Lee DeWilde grew up outside of Huslia in the 1960’s, when it was a 160-person village in Interior Alaska. He remembers that his father, Lloyd DeWilde, faced some mental health struggles growing up. But despite those struggles, Lloyd later became a resource for his village. As part of a community reporting project focused on health and wellness in rural Alaska, Alaska Public Media’s Rachel Cassandra talked with Lee as they sat down for tea in the cabin he built in Huslia.
Lee DeWilde: I was born on the Yukon between Ruby and Galena on a homestead, the, let me see, one…two…three... the fifth child. They had six kids. They had a dog team. They had a two acre garden. My dad was a real hard worker and he sold vegetables to Ruby and Galena– cabbages, rutabaga, turnips, carrots, cauliflower. They moved up river, up the Huslia river. Then that spring, he started building a cabin, a second cabin, a little bit upriver from where our tent was.

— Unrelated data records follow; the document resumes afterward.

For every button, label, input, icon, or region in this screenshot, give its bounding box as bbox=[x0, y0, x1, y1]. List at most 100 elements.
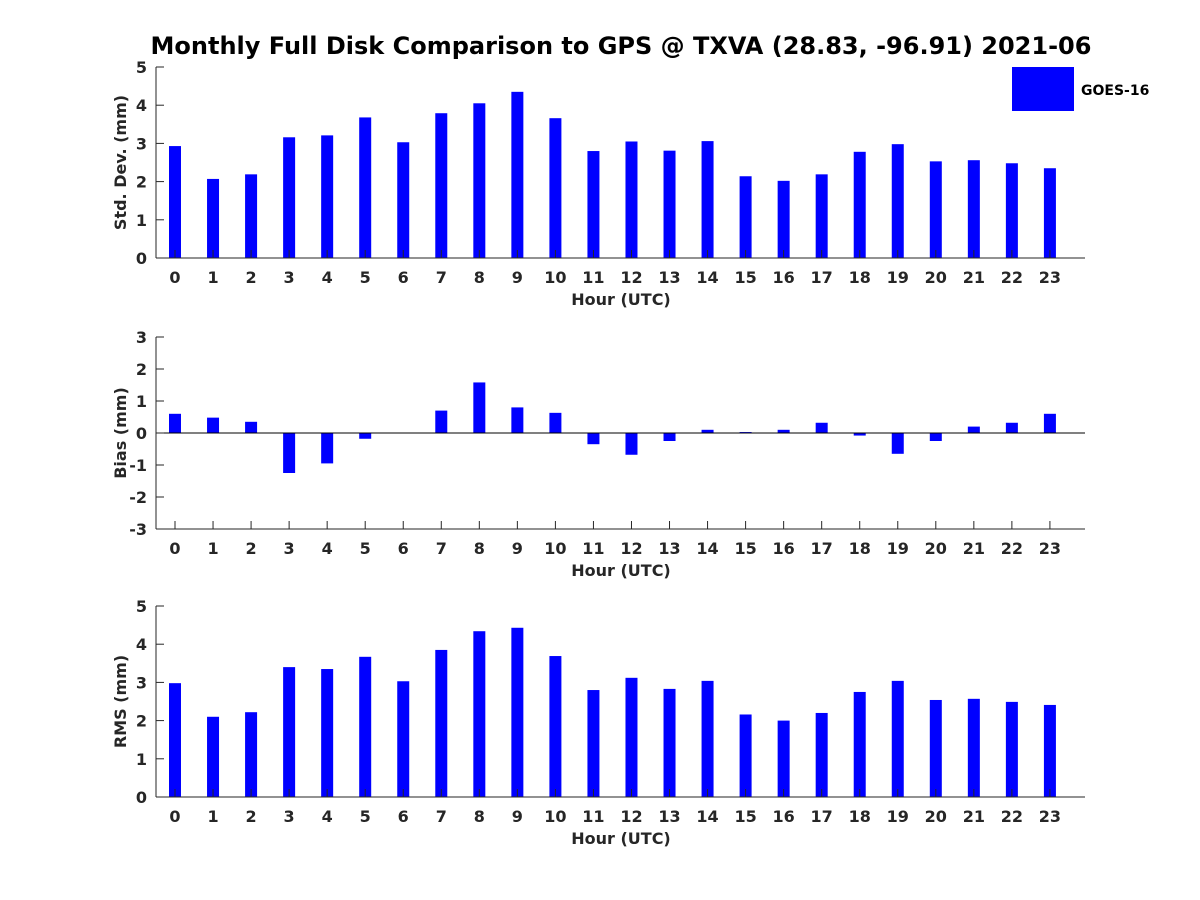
rms-xtick-label-10: 10 bbox=[544, 807, 566, 826]
bias-xtick-label-20: 20 bbox=[925, 539, 947, 558]
rms-xtick-label-0: 0 bbox=[169, 807, 180, 826]
bias-y-axis-label: Bias (mm) bbox=[111, 387, 130, 479]
rms-xtick-label-18: 18 bbox=[849, 807, 871, 826]
rms-xtick-label-11: 11 bbox=[582, 807, 604, 826]
rms-y-axis-label: RMS (mm) bbox=[111, 655, 130, 748]
std-dev-xtick-label-18: 18 bbox=[849, 268, 871, 287]
std-dev-bar-14 bbox=[701, 141, 714, 258]
std-dev-bar-4 bbox=[321, 135, 334, 258]
bias-bar-22 bbox=[1005, 422, 1018, 433]
rms-xtick-label-7: 7 bbox=[436, 807, 447, 826]
rms-ytick-label-1: 1 bbox=[136, 750, 147, 769]
std-dev-xtick-label-21: 21 bbox=[963, 268, 985, 287]
std-dev-xtick-label-8: 8 bbox=[474, 268, 485, 287]
bias-bar-14 bbox=[701, 429, 714, 433]
bias-xtick-label-17: 17 bbox=[811, 539, 833, 558]
bias-bar-0 bbox=[169, 413, 181, 433]
legend-label-goes-16: GOES-16 bbox=[1081, 83, 1149, 99]
std-dev-xtick-label-0: 0 bbox=[169, 268, 180, 287]
bias-ytick-label-0: 0 bbox=[136, 424, 147, 443]
rms-ytick-label-4: 4 bbox=[136, 635, 147, 654]
std-dev-xtick-label-19: 19 bbox=[887, 268, 909, 287]
bias-ytick-label-3: 3 bbox=[136, 328, 147, 347]
std-dev-x-axis-label: Hour (UTC) bbox=[571, 290, 671, 309]
rms-bar-22 bbox=[1005, 701, 1018, 797]
bias-xtick-label-13: 13 bbox=[658, 539, 680, 558]
bias-bar-23 bbox=[1043, 413, 1056, 433]
rms-bar-17 bbox=[815, 712, 828, 797]
rms-xtick-label-17: 17 bbox=[811, 807, 833, 826]
rms-xtick-label-16: 16 bbox=[773, 807, 795, 826]
std-dev-xtick-label-14: 14 bbox=[696, 268, 718, 287]
bias-bar-20 bbox=[929, 433, 942, 441]
rms-bar-23 bbox=[1043, 704, 1056, 797]
std-dev-bar-22 bbox=[1005, 163, 1018, 258]
bias-bar-21 bbox=[967, 426, 980, 433]
bias-xtick-label-2: 2 bbox=[246, 539, 257, 558]
std-dev-bar-5 bbox=[359, 117, 372, 258]
bias-xtick-label-11: 11 bbox=[582, 539, 604, 558]
bias-xtick-label-7: 7 bbox=[436, 539, 447, 558]
bias-bar-7 bbox=[435, 410, 448, 433]
bias-ytick-label-1: 1 bbox=[136, 392, 147, 411]
bias-xtick-label-22: 22 bbox=[1001, 539, 1023, 558]
rms-bar-19 bbox=[891, 680, 904, 797]
rms-ytick-label-5: 5 bbox=[136, 597, 147, 616]
bias-xtick-label-4: 4 bbox=[322, 539, 333, 558]
legend-swatch-goes-16 bbox=[1012, 67, 1074, 111]
bias-bar-19 bbox=[891, 433, 904, 454]
rms-bar-9 bbox=[511, 627, 524, 797]
rms-bar-4 bbox=[321, 669, 334, 797]
rms-bar-3 bbox=[283, 667, 296, 797]
bias-xtick-label-21: 21 bbox=[963, 539, 985, 558]
bias-xtick-label-10: 10 bbox=[544, 539, 566, 558]
std-dev-xtick-label-3: 3 bbox=[284, 268, 295, 287]
rms-xtick-label-22: 22 bbox=[1001, 807, 1023, 826]
bias-bar-18 bbox=[853, 433, 866, 436]
rms-bar-5 bbox=[359, 656, 372, 797]
bias-bar-1 bbox=[207, 417, 220, 433]
std-dev-xtick-label-6: 6 bbox=[398, 268, 409, 287]
std-dev-bar-0 bbox=[169, 146, 181, 258]
rms-xtick-label-6: 6 bbox=[398, 807, 409, 826]
rms-xtick-label-9: 9 bbox=[512, 807, 523, 826]
std-dev-bar-21 bbox=[967, 160, 980, 258]
rms-xtick-label-5: 5 bbox=[360, 807, 371, 826]
std-dev-xtick-label-20: 20 bbox=[925, 268, 947, 287]
bias-xtick-label-16: 16 bbox=[773, 539, 795, 558]
figure-title: Monthly Full Disk Comparison to GPS @ TX… bbox=[151, 32, 1092, 60]
std-dev-bar-18 bbox=[853, 151, 866, 258]
std-dev-xtick-label-16: 16 bbox=[773, 268, 795, 287]
std-dev-xtick-label-15: 15 bbox=[734, 268, 756, 287]
bias-xtick-label-12: 12 bbox=[620, 539, 642, 558]
rms-xtick-label-8: 8 bbox=[474, 807, 485, 826]
rms-bar-1 bbox=[207, 716, 220, 797]
std-dev-xtick-label-12: 12 bbox=[620, 268, 642, 287]
bias-xtick-label-5: 5 bbox=[360, 539, 371, 558]
rms-bar-12 bbox=[625, 677, 638, 797]
rms-xtick-label-3: 3 bbox=[284, 807, 295, 826]
bias-xtick-label-6: 6 bbox=[398, 539, 409, 558]
std-dev-ytick-label-5: 5 bbox=[136, 58, 147, 77]
std-dev-xtick-label-17: 17 bbox=[811, 268, 833, 287]
rms-xtick-label-21: 21 bbox=[963, 807, 985, 826]
rms-bar-14 bbox=[701, 680, 714, 797]
rms-bar-7 bbox=[435, 649, 448, 797]
rms-bar-20 bbox=[929, 699, 942, 797]
bias-bar-4 bbox=[321, 433, 334, 464]
std-dev-xtick-label-9: 9 bbox=[512, 268, 523, 287]
rms-xtick-label-13: 13 bbox=[658, 807, 680, 826]
bias-bar-5 bbox=[359, 433, 372, 439]
rms-bar-8 bbox=[473, 631, 486, 797]
std-dev-xtick-label-11: 11 bbox=[582, 268, 604, 287]
bias-ytick-label--1: -1 bbox=[129, 456, 147, 475]
bias-bar-3 bbox=[283, 433, 296, 473]
rms-ytick-label-3: 3 bbox=[136, 673, 147, 692]
std-dev-bar-15 bbox=[739, 176, 752, 258]
std-dev-xtick-label-7: 7 bbox=[436, 268, 447, 287]
rms-bar-2 bbox=[245, 712, 258, 797]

I was three years old. And I remember he put me in a backpack and then he had my younger sister under his arm. And then all my brothers and sisters were running through the trees. They were excited. About eight or nine dogs, big dogs, were running with them. Everybody's excited to be going someplace new. And we moved there and they put the tent up under a big tree, a spruce tree. And my dad built that cabin that summer. It was a bigger cabin, 20 by 20
So, that's where we grew up. That was home camp. And then I think it was two years later, he built another, a six sided cabin, and we moved there. And we starved that winter. We starved. Nobody died. But we got pretty hungry. He was hunting. But when you have seven kids, and you're with dogs and you’re in lean country- That's way up river. They're isn’t much game, and the snow is deep. I think he just wasn't in a good state of mind. And he wasn't making good decisions. He wasn't thinking right.
That was when they just got snow machines
There was some hard stuff that happened. My dad came to town and scared some people.
Rachel Cassandra: But he came out of it.
LD: He came out of it. Yeah, he came out of it. He actually went to a mental institution. This was his, I think, third and last nervous breakdown. And he would talk about it. And then he came out and had more kids. And we stayed out. You know, he stayed out till he could stay out anymore.
So that's a success story, I guess. Because you don't see very many people go through something like that and lead a normal and actually a pretty amazing life, a life that was well-respected. People respected his judgment. They would ask
I don't know how he did it. He might have suffered a little bit from depression, but he handled it. My mom helped out. It would have been very easy for him to go the other solution, the more permanent one. He thought of that. But he didn't do that. He just toughed it out I guess, for whatever reason.
RC: Yeah, but that kind of sensitivity also does help with him being able to relate to people who are having a hard time.
LD: Yeah, I remember people would come up here. I remember a guy lost his baby and he came up there and he talked to my dad and it really helped him out. Just stuff like that. They came up and visited him and just talked to him. I remember one guy came up and he had just gotten married and he had a little baby and he would go out hunting all the time. But, for some reason, he found it really hard to leave his little baby. And he came up and he talked to my dad about that and, the guy came away, I guess he felt better talking about it. Another person came up- it's like they had waited till my dad got to Huslia to go up there and just sit down and just talk. Good advice or something, that was good to see.